St. Martin of Tours Church

St. Martin of Tours, also known as St. Martin On-The-Lake or just plain St. Martin, is a sometimes-overlooked Catholic church on the southeast side of Detroit. Some websites note that St. Martin was started as a mission church in 1912, but information to confirm this is lacking. The church was formally established as a parish in 1923, with the first services held in a hall on Jefferson Avenue before moving to a temporary frame building on the current site.

While construction of an elementary school was underway in 1924, over 400 students signed up for classes. Despite the school lacking a roof, stairways, and doors, nuns herded students between classrooms in various states of completion until 1925. High school classes were started in 1926, and in 1927 the church moved its services into the school building. Additions on to the school building were completed in 1932 and 1938.

In 1949 work on a long-planned permanent church finally began. The cornerstone was laid in 1950, and by 1953 the new church was open.

At its peak in the 1960’s, the parish had over 3,000 households attending mass every week. But a combination of changing demographics and declining population led to the high school closing in 1970, followed by the elementary school a year later. The school and a convent next door were later demolished sometime in the 1980’s or 90’s.

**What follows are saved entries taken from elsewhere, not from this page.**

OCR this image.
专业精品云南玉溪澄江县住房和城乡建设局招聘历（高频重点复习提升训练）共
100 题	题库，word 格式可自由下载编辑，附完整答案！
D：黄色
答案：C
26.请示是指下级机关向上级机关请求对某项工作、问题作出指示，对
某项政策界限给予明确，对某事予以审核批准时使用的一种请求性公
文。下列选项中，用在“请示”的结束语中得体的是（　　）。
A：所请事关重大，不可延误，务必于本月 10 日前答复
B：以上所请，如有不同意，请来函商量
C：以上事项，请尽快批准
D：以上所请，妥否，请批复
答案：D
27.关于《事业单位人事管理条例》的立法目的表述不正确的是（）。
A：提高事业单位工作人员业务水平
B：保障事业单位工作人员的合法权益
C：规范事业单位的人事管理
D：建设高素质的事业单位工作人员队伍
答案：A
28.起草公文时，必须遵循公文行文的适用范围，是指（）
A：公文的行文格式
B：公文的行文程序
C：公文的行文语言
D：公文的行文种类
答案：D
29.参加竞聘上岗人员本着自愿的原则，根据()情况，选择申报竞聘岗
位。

In 1989, the Archdiocese of Detroit closed 30 parishes in Detroit, including St. Martin. Among the factors cited were that only 80 families regularly attended services in a church. Unlike other churches, however, St. Martin would be mothballed, in anticipation of reopening if plans to redevelop the neighborhood were successful.

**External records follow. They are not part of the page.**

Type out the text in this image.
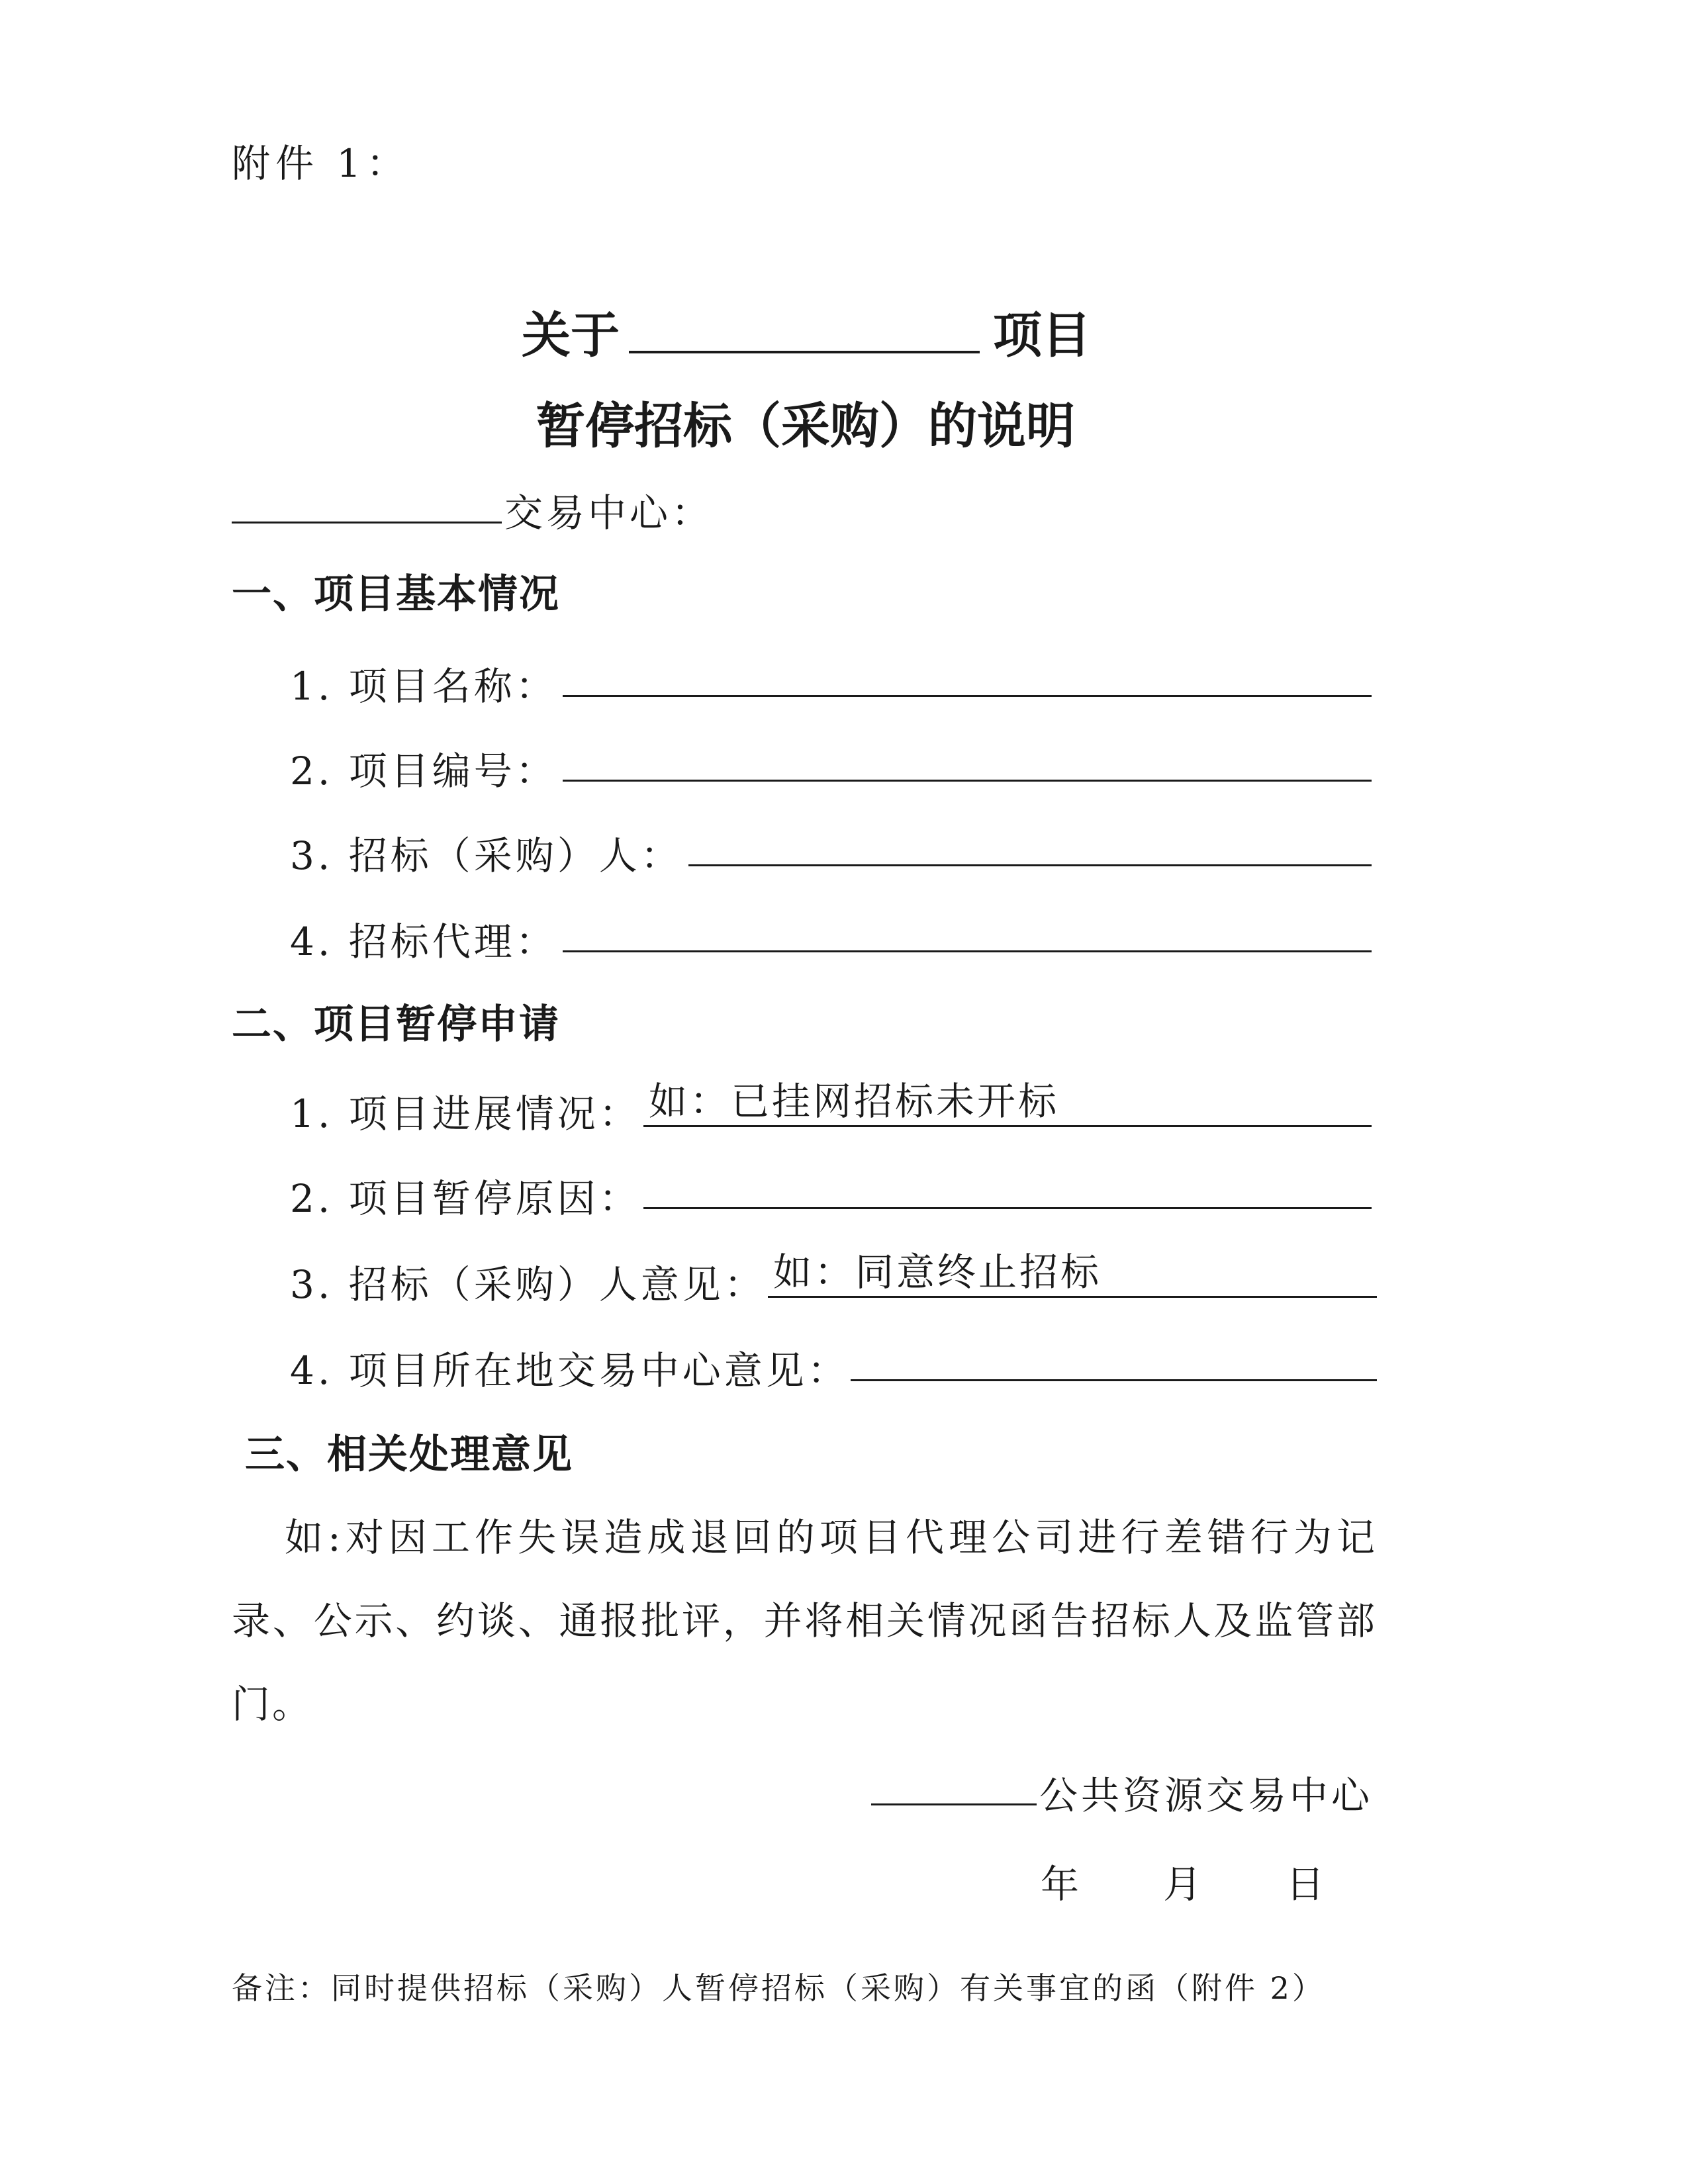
附件 1：
关于	项目
暂停招标（采购）的说明
交易中心：
一、项目基本情况
1. 项目名称：
2. 项目编号：
3. 招标（采购）人：
4. 招标代理：
二、项目暂停申请
1. 项目进展情况： 如：已挂网招标未开标
2. 项目暂停原因：
3. 招标（采购）人意见： 如：同意终止招标
4. 项目所在地交易中心意见：
三、相关处理意见
如:对因工作失误造成退回的项目代理公司进行差错行为记录、公示、约谈、通报批评，并将相关情况函告招标人及监管部门。
公共资源交易中心
年   月   日
备注：同时提供招标（采购）人暂停招标（采购）有关事宜的函（附件 2）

The last mass was held on April 9th, 1989. A week later the congregation made a symbolic march from St. Martin to St. Ambrose in Grosse Pointe, their new home.

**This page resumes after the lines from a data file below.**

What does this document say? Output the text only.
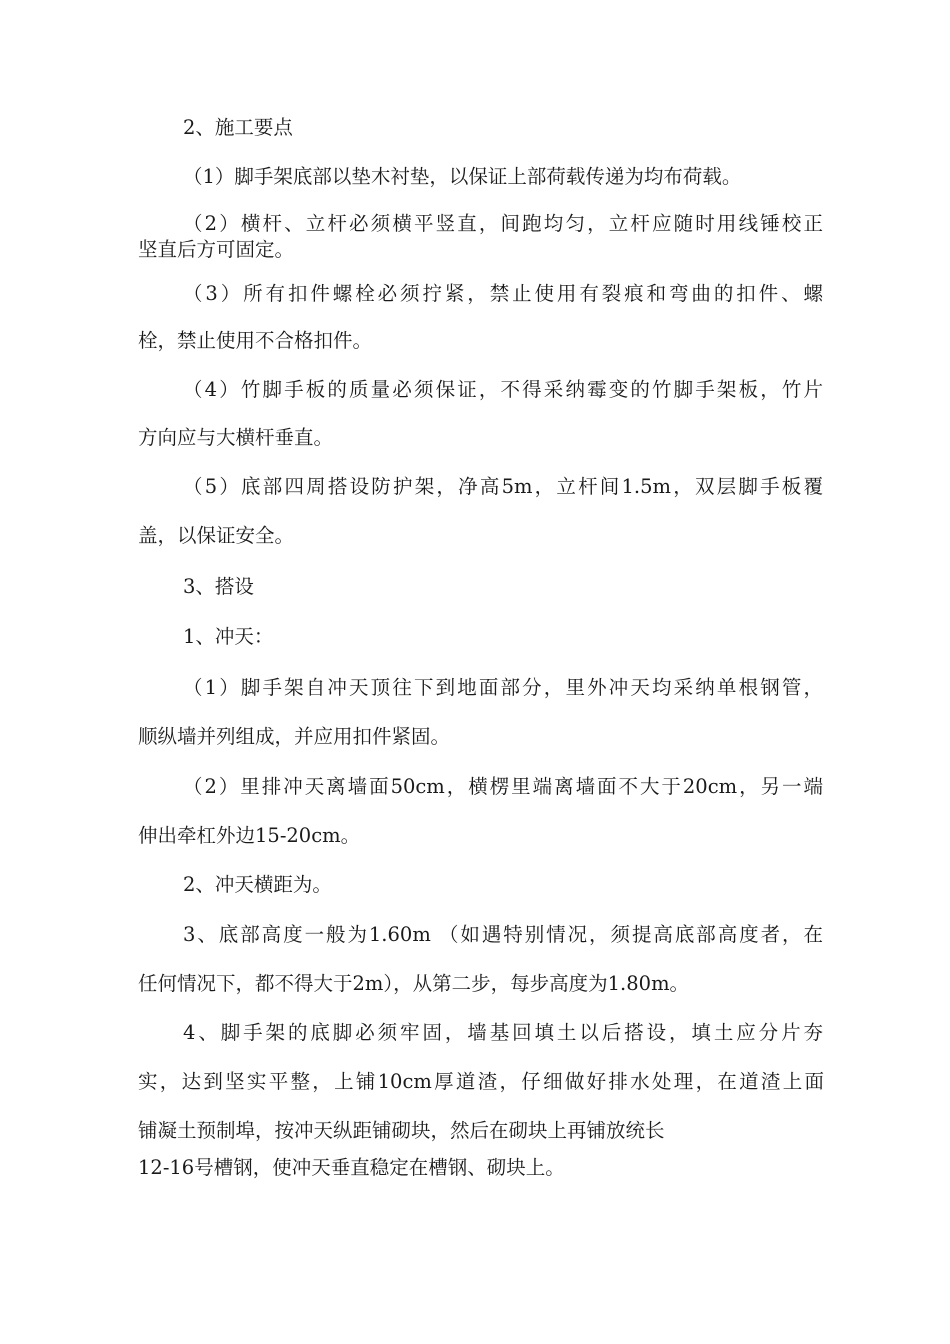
2、施工要点

（1）脚手架底部以垫木衬垫，以保证上部荷载传递为均布荷载。

（2）横杆、立杆必须横平竖直，间跑均匀，立杆应随时用线锤校正

坚直后方可固定。

（3）所有扣件螺栓必须拧紧，禁止使用有裂痕和弯曲的扣件、螺

栓，禁止使用不合格扣件。

（4）竹脚手板的质量必须保证，不得采纳霉变的竹脚手架板，竹片

方向应与大横杆垂直。

（5）底部四周搭设防护架，净高5m，立杆间1.5m，双层脚手板覆

盖，以保证安全。

3、搭设

1、冲天：

（1）脚手架自冲天顶往下到地面部分，里外冲天均采纳单根钢管，

顺纵墙并列组成，并应用扣件紧固。

（2）里排冲天离墙面50cm，横楞里端离墙面不大于20cm，另一端

伸出牵杠外边15-20cm。

2、冲天横距为。

3、底部高度一般为1.60m （如遇特别情况，须提高底部高度者，在

任何情况下，都不得大于2m），从第二步，每步高度为1.80m。

4、脚手架的底脚必须牢固，墙基回填土以后搭设，填土应分片夯

实，达到坚实平整，上铺10cm厚道渣，仔细做好排水处理，在道渣上面

铺凝土预制埠，按冲天纵距铺砌块，然后在砌块上再铺放统长

12-16号槽钢，使冲天垂直稳定在槽钢、砌块上。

The archdiocese would go on to close many more churches in the decades to come. With each parish that closed, religious icons and items considered holy or blessed were removed and offered to other nearby churches. The sanctuary of St. Martin became a warehouse for such items, filling with crates of dismantled confessionals and altars.

While the neighborhood around St. Martin has started to recover, there are no signs that anything will be done with the church, which has been boarded up.